Andavam desgostosos, e a sua contrariedade não passava despercebida aos conselheiros
do monarca, a quem a ideia tão-pouco seduzia. O problema que mais os preocupava,
o de dar uma tarefa de certo modo absorvente à juventude nobre, cuja idade rondava
a dos infantes, não se resolveria com festejos mais ou menos vistosos, muito agradáveis,
mas sem qualquer finalidade prática. Essas festas, em que haveria necessidade
de fazer ostentação de riqueza, apenas serviriam para desfalcar o Tesouro, que,
continuando uma velha tradição, não era dos mais desafogados. Extintos os
últimos ecos dos combates na liça, das canções dos jograis na praça pública e
das vozes maviosas dos trovadores nos paços régios, que ficaria à nação mais do
que um vácuo no erário e na alma de uma mocidade, que tanto desejava realizar-se plenamente?
Os conselheiros de espírito prático, de mentalidade acentuadamente
burguesa, esses, tinham uma ideia que se lhes afigurava muito mais vantajosa do
que os festejos com que o monarca sonhava. Parece que essa ideia brotara da
mente de João Afonso Azambuja, um dos homens que mais se esforçava, como João
das Regras e Lourenço Vicente, arcebispo de Braga, por imprimir um rumo novo à
barca do Estado, nessa época em que já se apercebiam os primeiros alvores da
Renascença.
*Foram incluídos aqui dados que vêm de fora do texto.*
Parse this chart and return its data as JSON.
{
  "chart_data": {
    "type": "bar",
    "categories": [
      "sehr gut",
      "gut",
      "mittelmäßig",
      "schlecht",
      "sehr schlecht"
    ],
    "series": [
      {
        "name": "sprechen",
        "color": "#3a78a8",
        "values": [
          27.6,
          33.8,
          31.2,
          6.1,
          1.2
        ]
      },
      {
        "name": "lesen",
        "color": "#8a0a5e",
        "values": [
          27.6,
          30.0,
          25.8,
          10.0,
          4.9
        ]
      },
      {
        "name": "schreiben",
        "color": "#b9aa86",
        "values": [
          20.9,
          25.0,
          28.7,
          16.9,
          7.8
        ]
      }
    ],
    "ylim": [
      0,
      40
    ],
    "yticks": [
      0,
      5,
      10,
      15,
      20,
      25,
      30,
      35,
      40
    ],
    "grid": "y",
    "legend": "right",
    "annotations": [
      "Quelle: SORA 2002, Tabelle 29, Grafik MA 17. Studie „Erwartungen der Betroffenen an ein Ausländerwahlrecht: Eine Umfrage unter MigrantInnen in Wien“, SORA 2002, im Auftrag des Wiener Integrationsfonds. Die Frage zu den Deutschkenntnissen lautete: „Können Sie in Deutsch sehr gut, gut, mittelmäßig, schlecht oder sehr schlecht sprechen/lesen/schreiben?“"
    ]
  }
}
Portugal, país de modestos recursos naturais, precisava de enriquecer.
Limpo o seu território, primeiro, dos mouros, que por tantos séculos o ocuparam,
depois, dos seus vizinhos castelhanos, que em vão intentaram submetê-lo, porque
não ir bater o inimigo tradicional em
sua própria casa?
Muito em segredo, os conselheiros vinham premeditando
uma conquista, sem se atreverem a falar dela ao seu rei, que se mostrava cada
vez mais satisfeito na sua inactividade. Decidiram então aproveitar-se do
descontentamento dos infantes e, por intermédio deles, comover o coração do
pai. João Afonso Azambuja teve uma conversa particular com o infante Henrique,
então de dezoito anos, o mais novo dos três primeiros filhos de D. Filipa.
Falou-lhe numa expedição a Ceuta. Ceuta?
Esta cidade muçulmana tinha fama de fabulosamente rica e encontrava-se, por
assim dizer, a dois passos, no Norte de África. O seu comércio de produtos, que
recebia do Oriente e reexportava para a Europa, era considerável. Se fosse
possível conquistar essa praça e fortificá-la, lograr-se-ia cravar uma lança
cristã em território de infiéis e simultaneamente canalizar para Portugal o
imenso rendimento do tráfego mercantil do seu porto. Transmitida por Henrique a
ideia da expedição a Pedro e a Duarte, herdeiro do trono, os três irmãos
sentiram-se empolgados. Tal empresa não podia ajustar-se melhor às suas vagas
aspirações de acção, nem corresponder de maneira mais perfeita à ansiedade da
nobreza, que dir-se-ia angustiada na sua ociosidade. Parecia impossível nunca lhes
ter ocorrido esta ideia, que já se lhes afigurava tão simples. Conhecedores da predilecção
que o pai experimentava por seu filho Henrique, foi este incumbido pelos outros
dois irmãos de expor-lhe os seus desejos». In Mário Domingues, O Regente Pedro,
Príncipe Europeu, Empresa Nacional de Publicidade, Colecção de História de
Portugal, nº 7, Lisboa, 1964.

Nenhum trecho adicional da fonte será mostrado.